Que dans les environs des volcans, & même à de très-grandes distances, lors de leurs fortes éruptions, on éprouve des pluies de cendres, de pierres, c’est aussi naturel eue de voir tomber une balle après l’explosion de la poudre dans le fusil. La force de projection du volcan, unie avec celle des vents impétueux, qui régnent ordinairement alors, suffisent pour expliquer la manière dont s’exécute cette espèce de pluie. Tout est simple dans la nature, & Il cesse simplicité n’est pas apparente pour tout le monde, c’est qu’on ne réfléchit point assez.


  1. Note de l’Éditeur. Dans ces circonstances, les nuages suivent presque toujours l’ascension du soleil, & à mesure qu’il s’élève sur l’horizon, les nuages le couvrent, alors le temps est bas, lourd & pesant, & dans l’été on doit craindre les tonnerres & l’orage, sur-tout si les nuages laissent de grands vides entre eux, s’ils se ballonnent, & si sur le midi ils paroissent stationnaires.
  2. La rougeur simple annonce plus le vent du sud que la pluie ; mais comme le vent du midi est dans un très-grand nombre de cantons, l’indice de la pluie, le pronostic est bon & très-bon s’il est accompagné de longs rayons lumineux.
  3. Quoique la plupart de ces signes soient très-certains, il vaut beaucoup mieux se régler sur les points lunaires, ou du moins y en ajouter l’étude. À cet effet consultez l’article Almanach, objet qui mérite beaucoup d’attention.
  4. On peut ajouter à ce signe un autre pour le moins aussi caractérisé. Par exemple, lorsque l’air est parfaitement calme pendant la nuit, & qu’il ne règne pas le plus leger zéphir ; lorsque dans ces circonstances la couleur du firmament est pure & d’un bleu foncés enfin lorsque les étoiles ont un grand mouvement de scintillation, on est assuré que dans peu on aura un grand changement de temps.
  5. Cette observation est trop générale, & semble n’appartenir qu’aux pays de plaine très-éloignés des chaînes de montagnes. Si les montagnes sont rapprochées, par exemple de cinq a six lieues, & même plus, & si le vent qui règne après la pluie, traverse ces montagne ; il est nécessairement vif & froid en hiver, & frais en été, sans indice de nouvelles pluies. Il est frais, parce qu’il excite une forte évaporation de l’humidité de la montagne, & toute évaporation considérable produit le froid ou le frais, suivant la saison.

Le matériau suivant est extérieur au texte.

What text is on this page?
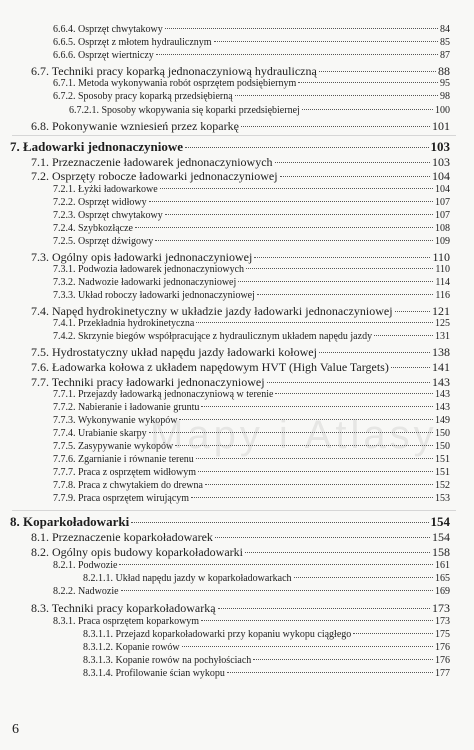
6.6.4. Osprzęt chwytakowy	84
6.6.5. Osprzęt z młotem hydraulicznym	85
6.6.6. Osprzęt wiertniczy	87
6.7. Techniki pracy koparką jednonaczyniową hydrauliczną	88
6.7.1. Metoda wykonywania robót osprzętem podsiębiernym	95
6.7.2. Sposoby pracy koparką przedsiębierną	98
6.7.2.1. Sposoby wkopywania się koparki przedsiębiernej	100
6.8. Pokonywanie wzniesień przez koparkę	101
7. Ładowarki jednonaczyniowe	103
7.1. Przeznaczenie ładowarek jednonaczyniowych	103
7.2. Osprzęty robocze ładowarki jednonaczyniowej	104
7.2.1. Łyżki ładowarkowe	104
7.2.2. Osprzęt widłowy	107
7.2.3. Osprzęt chwytakowy	107
7.2.4. Szybkozłącze	108
7.2.5. Osprzęt dźwigowy	109
7.3. Ogólny opis ładowarki jednonaczyniowej	110
7.3.1. Podwozia ładowarek jednonaczyniowych	110
7.3.2. Nadwozie ładowarki jednonaczyniowej	114
7.3.3. Układ roboczy ładowarki jednonaczyniowej	116
7.4. Napęd hydrokinetyczny w układzie jazdy ładowarki jednonaczyniowej	121
7.4.1. Przekładnia hydrokinetyczna	125
7.4.2. Skrzynie biegów współpracujące z hydraulicznym układem napędu jazdy	131
7.5. Hydrostatyczny układ napędu jazdy ładowarki kołowej	138
7.6. Ładowarka kołowa z układem napędowym HVT (High Value Targets)	141
7.7. Techniki pracy ładowarki jednonaczyniowej	143
7.7.1. Przejazdy ładowarką jednonaczyniową w terenie	143
7.7.2. Nabieranie i ładowanie gruntu	143
7.7.3. Wykonywanie wykopów	149
7.7.4. Urabianie skarpy	150
7.7.5. Zasypywanie wykopów	150
7.7.6. Zgarnianie i równanie terenu	151
7.7.7. Praca z osprzętem widłowym	151
7.7.8. Praca z chwytakiem do drewna	152
7.7.9. Praca osprzętem wirującym	153
8. Koparkoładowarki	154
8.1. Przeznaczenie koparkoładowarek	154
8.2. Ogólny opis budowy koparkoładowarki	158
8.2.1. Podwozie	161
8.2.1.1. Układ napędu jazdy w koparkoładowarkach	165
8.2.2. Nadwozie	169
8.3. Techniki pracy koparkoładowarką	173
8.3.1. Praca osprzętem koparkowym	173
8.3.1.1. Przejazd koparkoładowarki przy kopaniu wykopu ciągłego	175
8.3.1.2. Kopanie rowów	176
8.3.1.3. Kopanie rowów na pochyłościach	176
8.3.1.4. Profilowanie ścian wykopu	177
Mapy i Atlasy
6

  6. On devroit ajouter, pour les provinces du Midi, l’apparition des aurores boréales, sur-tout près des équinoxes.
  7. On auroit dû ajouter à ces pronostics celui de la fumée des fours à chaux ou des autres fumées dans ce genre.
  8. Si cette lassitude, &c provenoit réellement de la pesanteur de la colonne d’air on verroit monter celle du mercure dans le baromètre, & cependant, très-souvent à ces époques il reste stationnaire. Il y a donc une autre cause, & elle se trouve dans le peu d’air pur mêlé à l’air atmosphérique, ainsi qu’il a été dit ci-dessus.